Adolescents with less experience with riverscapes express more dislike for natural river conditions.

Eder, R. ., & Arnberger, A. . (2016). How heterogeneous are adolescents’ preferences for natural and semi-natural riverscapes as recreational settings?. Landscape Research, 41, 555-568. https://doi.org/http://dx.doi.org/10.1080/01426397.2015.1117063

This study focused on the recreation preferences of adolescents for certain riverscape characteristics. The study involved 281 students from four schools in Austria serving communities next to large rivers. A stated choice survey was used to collect data. The students were shown 16 riverscape scenarios divided into four choice sets. The students indicated which of the scenarios they perceived as being best for recreation and which worst. The riverscape scenarios depicted differing physical and social characteristics.

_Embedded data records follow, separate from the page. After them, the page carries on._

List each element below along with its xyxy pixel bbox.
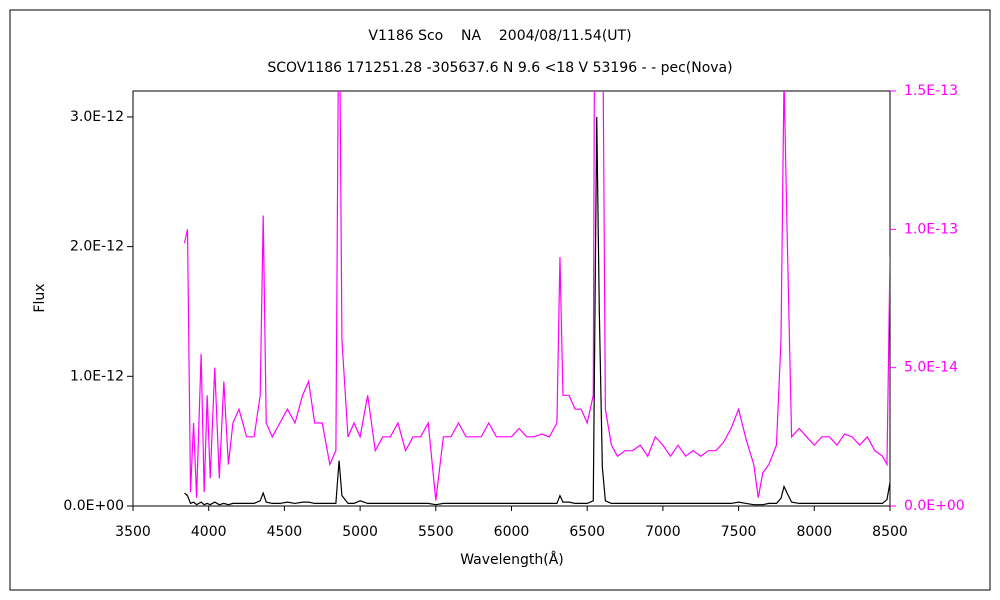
x-tick-label: 5500	[418, 524, 454, 540]
x-tick-label: 4500	[267, 524, 303, 540]
x-tick-label: 7000	[645, 524, 681, 540]
x-tick-label: 6000	[494, 524, 530, 540]
x-tick-label: 5000	[342, 524, 378, 540]
y-axis-label: Flux	[32, 283, 48, 312]
chart-subtitle: SCOV1186 171251.28 -305637.6 N 9.6 <18 V…	[267, 60, 732, 76]
x-tick-label: 7500	[721, 524, 757, 540]
x-axis-label: Wavelength(Å)	[460, 551, 564, 568]
lines	[183, 91, 890, 506]
y-tick-label: 1.0E-12	[70, 368, 124, 384]
frame	[9, 9, 991, 591]
y2-tick-label: 1.0E-13	[904, 221, 958, 237]
y-tick-label: 0.0E+00	[63, 498, 124, 514]
y-tick-label: 3.0E-12	[70, 109, 124, 125]
chart-title: V1186 Sco NA 2004/08/11.54(UT)	[368, 28, 631, 44]
spectrum-line	[184, 116, 890, 506]
x-tick-label: 8000	[796, 524, 832, 540]
spectrum-line	[183, 91, 890, 501]
x-tick-label: 6500	[569, 524, 605, 540]
y-tick-label: 2.0E-12	[70, 239, 124, 255]
y2-tick-label: 5.0E-14	[904, 360, 958, 376]
y2-tick-label: 0.0E+00	[904, 498, 965, 514]
y2-tick-label: 1.5E-13	[904, 83, 958, 99]
x-tick-label: 3500	[115, 524, 151, 540]
x-tick-label: 4000	[191, 524, 227, 540]
x-tick-label: 8500	[872, 524, 908, 540]
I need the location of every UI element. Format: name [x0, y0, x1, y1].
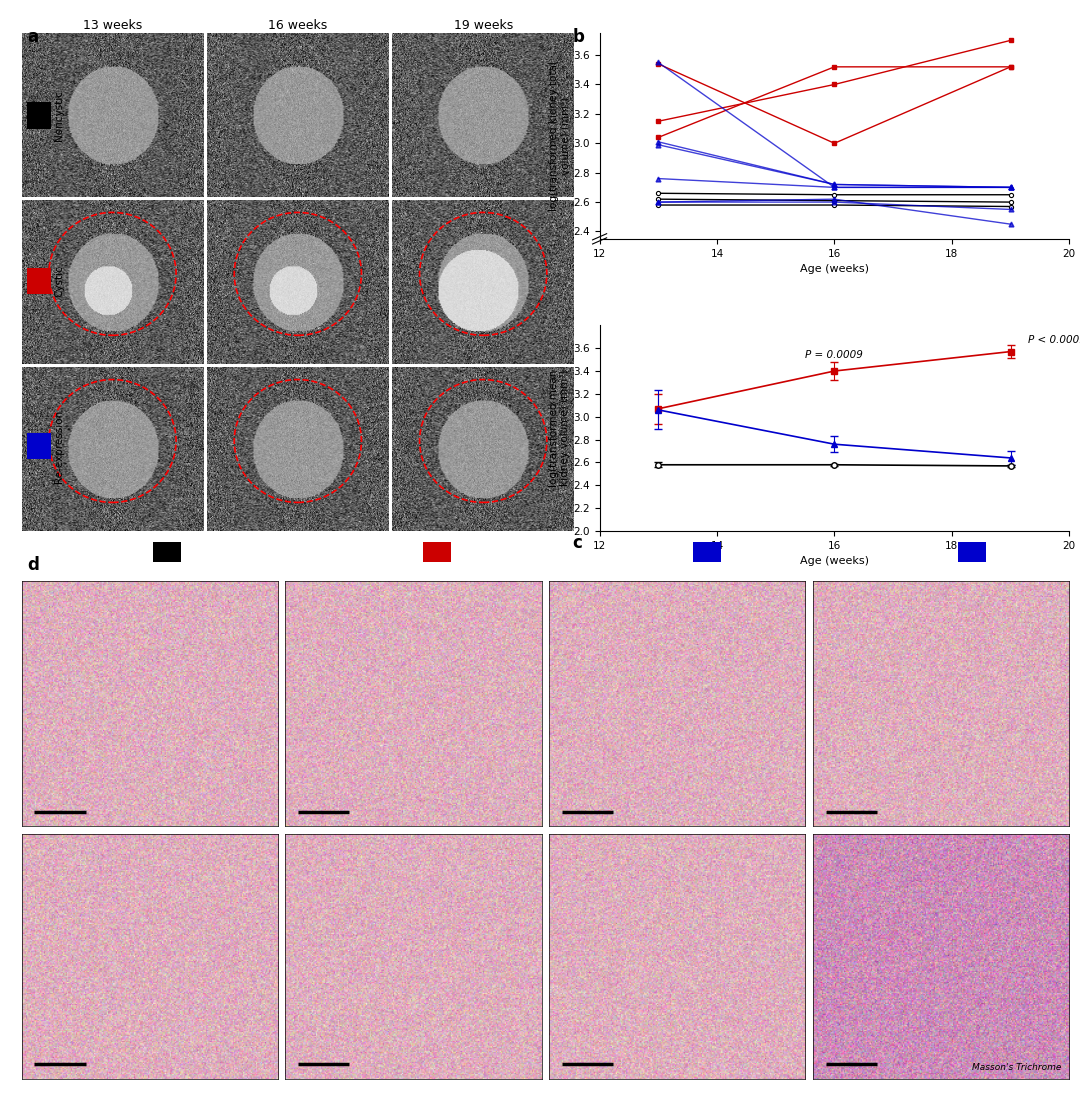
X-axis label: Age (weeks): Age (weeks)	[800, 556, 869, 566]
Text: Noncystic: Noncystic	[54, 90, 64, 141]
Title: 19 weeks: 19 weeks	[454, 19, 513, 32]
Text: P < 0.0001: P < 0.0001	[1028, 335, 1080, 345]
Text: c: c	[572, 534, 582, 552]
Y-axis label: log(transformed kidney total
volume) (mm³): log(transformed kidney total volume) (mm…	[549, 61, 570, 211]
Text: Masson's Trichrome: Masson's Trichrome	[972, 1062, 1062, 1071]
Y-axis label: log(transformed mean
kidney volume) (mm³): log(transformed mean kidney volume) (mm³…	[549, 370, 570, 487]
Title: 13 weeks: 13 weeks	[83, 19, 143, 32]
Text: P = 0.0009: P = 0.0009	[806, 350, 863, 360]
Text: Cystic: Cystic	[54, 265, 64, 296]
Text: d: d	[27, 556, 39, 574]
Title: 16 weeks: 16 weeks	[268, 19, 327, 32]
Text: Re-expression: Re-expression	[54, 410, 64, 482]
Text: a: a	[27, 28, 38, 45]
Text: b: b	[572, 28, 584, 45]
X-axis label: Age (weeks): Age (weeks)	[800, 264, 869, 274]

Additional information was collected about students' socio-demographics, past experience with rivers during childhood, river recreation use, attitudes towards rivers, knowledge about river ecology and river landscape perceptions. The average age of the respondents was 15 years, and approximately 75% were male. On average, the students had access to a river within 25 minutes walking distance from their homes, and almost 5% belonged to a nature or environmental protection association.

Findings indicated that about one fourth of the students had not spent time at a river during the last year and that the closer they lived to a river, the less often they went there to meet friends. Overall, students had rather positive attitudes towards and perceptions of natural rivers; yet quite a few of them perceived a river as useless wilderness.

This study also found that preferences for specific physical conditions are coupled with preferences for specific social ones. Students who preferred the more natural conditions also preferred settings with low human impact. The authors refer to these students as "nature-seekers." Other students, however, showed some dislike of natural conditions (such as decaying trees along the bank and deadwood in the water) and liked settings with more human impact (such as reinforced banks and benches along the trail). The authors refer to these students as "tolerant of human impact." Students showing some dislike for natural conditions had less experience with rivers and scored lower on natural river-related attitudes and perceptions. Having more experience with rivers was related to having more positive attitudes about natural rivers.